There are only 3 ways for IP addresses to get listed in the njabl.org dnsbl.

1. Operating an open relay or proxy
   For the purposes of our dnsbl, an open relay is any system that will deliver email to any address from any source. Spammers tend to hunt for these systems, and then dump thousands, sometimes hundreds of thousands of emails into these servers, which they then spend hours or days trying to deliver to sites all over the world. In addition to insecurely configured mail servers, web servers with insecure HTML form to mail gateway CGI scripts can be used as "open relays", as can insecurely configured proxy servers. The bottom line is if a server can be used by any non-authenticated source to send email to any address on the Internet, it qualifies as an open relay and may be added to this dnsbl. See our Methodology page for more information on how we find and determine which systems are open relays.
   
   
2. Being a dial-up port IP or other dynamic address
   Rather than hunt for open relays, some spammers will send their email directly from a dial-up account. In general, there's no need for a dial-up user to talk directly to any SMTP server other than that of their own ISP. So we're compiling a list of dial-up port IP ranges, mostly at larger providers where the abuse seems to be the worst, and we add those to the list. We also include any other IP pools that appear to be dynamically assigned as well as NAT pools, since they are effectively dynamic. Open proxies and trojan proxies are so rampant now that a large percentage of 'open proxies' are actually dynamically assigned dial-up, DSL, or cable modem IPs. These users should all be using their own provider's SMTP servers rather than direct-to-MX as is often done with spam.
   
   
3. Operating a system that directly sends out spam (unsolicited, bulk email, usually of a commercial nature) or continually does so on behalf of customers ignoring abuse complaints
   You know who these people are...they're the big commercial spammers who swear they got your name from an affiliate or an associate who swears you visited their web site and opted into the "all the spam you can handle" service plan. I don't know where they really get their lists, but judging from the number of bounces generated by "no such user" errors, I'm guessing all these non-existent accounts didn't really opt-in. In extreme cases, when an ISP is hosting spamming customers and either ignoring abuse complaints or refuses to act on complaints, we'll resort to listing the ISP's servers. Occasionally, this is the only way to convince them that they have a problem.
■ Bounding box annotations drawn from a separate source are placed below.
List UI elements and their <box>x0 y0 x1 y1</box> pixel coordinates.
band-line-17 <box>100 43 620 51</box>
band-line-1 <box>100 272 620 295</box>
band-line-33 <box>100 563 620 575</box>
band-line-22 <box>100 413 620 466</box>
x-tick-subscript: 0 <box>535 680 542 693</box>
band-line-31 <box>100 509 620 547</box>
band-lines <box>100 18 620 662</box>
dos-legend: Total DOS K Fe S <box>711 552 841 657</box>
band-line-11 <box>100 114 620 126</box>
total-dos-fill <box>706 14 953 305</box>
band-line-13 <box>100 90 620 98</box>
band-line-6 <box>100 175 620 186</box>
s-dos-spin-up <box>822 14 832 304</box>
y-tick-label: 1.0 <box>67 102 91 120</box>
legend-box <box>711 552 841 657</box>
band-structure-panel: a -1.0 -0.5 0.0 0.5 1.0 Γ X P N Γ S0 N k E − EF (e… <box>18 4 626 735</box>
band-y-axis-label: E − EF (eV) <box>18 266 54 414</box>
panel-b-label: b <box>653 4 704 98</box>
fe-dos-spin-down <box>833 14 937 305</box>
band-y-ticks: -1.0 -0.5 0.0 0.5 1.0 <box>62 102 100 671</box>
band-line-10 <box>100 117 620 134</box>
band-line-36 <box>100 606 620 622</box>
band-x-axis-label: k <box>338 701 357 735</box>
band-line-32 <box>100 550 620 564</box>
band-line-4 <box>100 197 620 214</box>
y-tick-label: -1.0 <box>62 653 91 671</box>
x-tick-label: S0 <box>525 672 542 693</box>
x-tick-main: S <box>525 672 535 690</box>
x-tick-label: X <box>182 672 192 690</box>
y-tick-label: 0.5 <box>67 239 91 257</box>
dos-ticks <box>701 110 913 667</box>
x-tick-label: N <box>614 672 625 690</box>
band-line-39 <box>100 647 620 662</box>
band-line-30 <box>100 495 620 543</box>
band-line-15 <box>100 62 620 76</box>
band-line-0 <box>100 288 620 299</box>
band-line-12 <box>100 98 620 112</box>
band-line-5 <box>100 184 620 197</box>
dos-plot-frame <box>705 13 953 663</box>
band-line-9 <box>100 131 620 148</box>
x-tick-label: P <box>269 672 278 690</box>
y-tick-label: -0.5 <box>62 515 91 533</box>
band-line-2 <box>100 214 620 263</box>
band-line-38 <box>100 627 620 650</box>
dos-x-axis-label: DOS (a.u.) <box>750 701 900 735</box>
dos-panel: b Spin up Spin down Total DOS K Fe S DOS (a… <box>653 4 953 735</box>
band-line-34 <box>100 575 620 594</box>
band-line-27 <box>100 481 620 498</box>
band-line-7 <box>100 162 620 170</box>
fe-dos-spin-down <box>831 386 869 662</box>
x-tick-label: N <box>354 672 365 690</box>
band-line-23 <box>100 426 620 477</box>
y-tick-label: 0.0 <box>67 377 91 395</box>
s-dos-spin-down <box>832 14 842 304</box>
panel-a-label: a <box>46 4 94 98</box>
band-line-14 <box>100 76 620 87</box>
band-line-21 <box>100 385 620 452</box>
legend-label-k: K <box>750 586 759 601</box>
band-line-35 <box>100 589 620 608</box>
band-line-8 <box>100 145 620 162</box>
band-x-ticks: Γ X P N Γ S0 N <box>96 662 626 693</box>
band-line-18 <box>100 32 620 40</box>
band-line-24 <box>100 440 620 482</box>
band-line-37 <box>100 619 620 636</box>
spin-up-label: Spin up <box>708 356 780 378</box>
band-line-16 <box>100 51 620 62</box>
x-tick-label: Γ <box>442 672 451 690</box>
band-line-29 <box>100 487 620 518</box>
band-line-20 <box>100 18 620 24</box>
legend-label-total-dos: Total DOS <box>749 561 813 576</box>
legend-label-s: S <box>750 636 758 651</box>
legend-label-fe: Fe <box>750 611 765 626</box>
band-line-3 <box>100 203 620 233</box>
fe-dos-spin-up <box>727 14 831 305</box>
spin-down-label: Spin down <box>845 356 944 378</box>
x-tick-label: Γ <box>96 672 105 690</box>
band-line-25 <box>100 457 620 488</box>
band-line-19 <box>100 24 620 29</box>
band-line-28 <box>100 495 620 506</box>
So that's it. Those are the ways an IP or IP range may be listed. So now the big question is, "how does an IP get de-listed?"

1. If an IP is listed because it's an open relay, secure the relay such that it's not open.
   If you don't know how to do this, don't ask us. Check your documentation. Check with your vendor. Search the net for help. Other sites are almost certainly running whatever software you use (odds are, we're not) and have figured out how to secure it. The people at mail-abuse.org have compiled a fairly extensive list of mail server software and tips on how you can secure them. Once your relay has been secured, you can come back here and remove it. If you didn't really secure the relay, it'll end up back in the list.
   
   
2. If an IP is listed because we think it's in a dial-up range, show us that it not. If it really is a dial-up, it'll most likely remain in the list, but we may add non-dial-up range IP's to the list thinking they are dial-up range IP's. In these cases, we'll be happy to correct the error. Also note, if you're trying to get an IP removed from dynablock.njabl.org, please see the updated info on dynablock.
   
   
3. If an IP is listed as a spam source, that means we have spam on file that appears to have originated on that system, but we did not find it to be an open relay or proxy. If you want such a listing removed, please explain how the spam came from/through the IP and what has been done to prevent additional spam from transiting your system.
   
   
4. If you're a commercial spam provider, you're pretty much stuck until you convince us that you're not.

If you would like to get an IP removed according to the guidelines above, and cannot remove it via the removal form send an email to removals at mail.njabl.org. Be sure to include the IP address you want de-listed and the reason it should be removed. Also, your message must list the 4 byte dotted quad IP / network in the subject, or it won't make it through our filters.

If your IP is listed as a spam source, your request will be ignored unless you include how the spam originated from your IP and what has been done to prevent future abuse.

If your IP is listed as dynamic, please contact us from the RIR contact email address to inform us that it is not.

If none of this makes much sense to you, you should probably read our Information for End Users page.

Please note: If your IP is listed because it was found to be an open relay or proxy do not email asking for your server's IP to be removed if you have not already closed the relay or proxy and tried using the removal form.

If you cannot send us email because your outgoing email goes through a listed server, you can email removals via rt.njabl.org as removals at rt.njabl.org. However, you must put the IP address you're contacting us about in the subject of your message or it will not make it through our filters and will be discarded.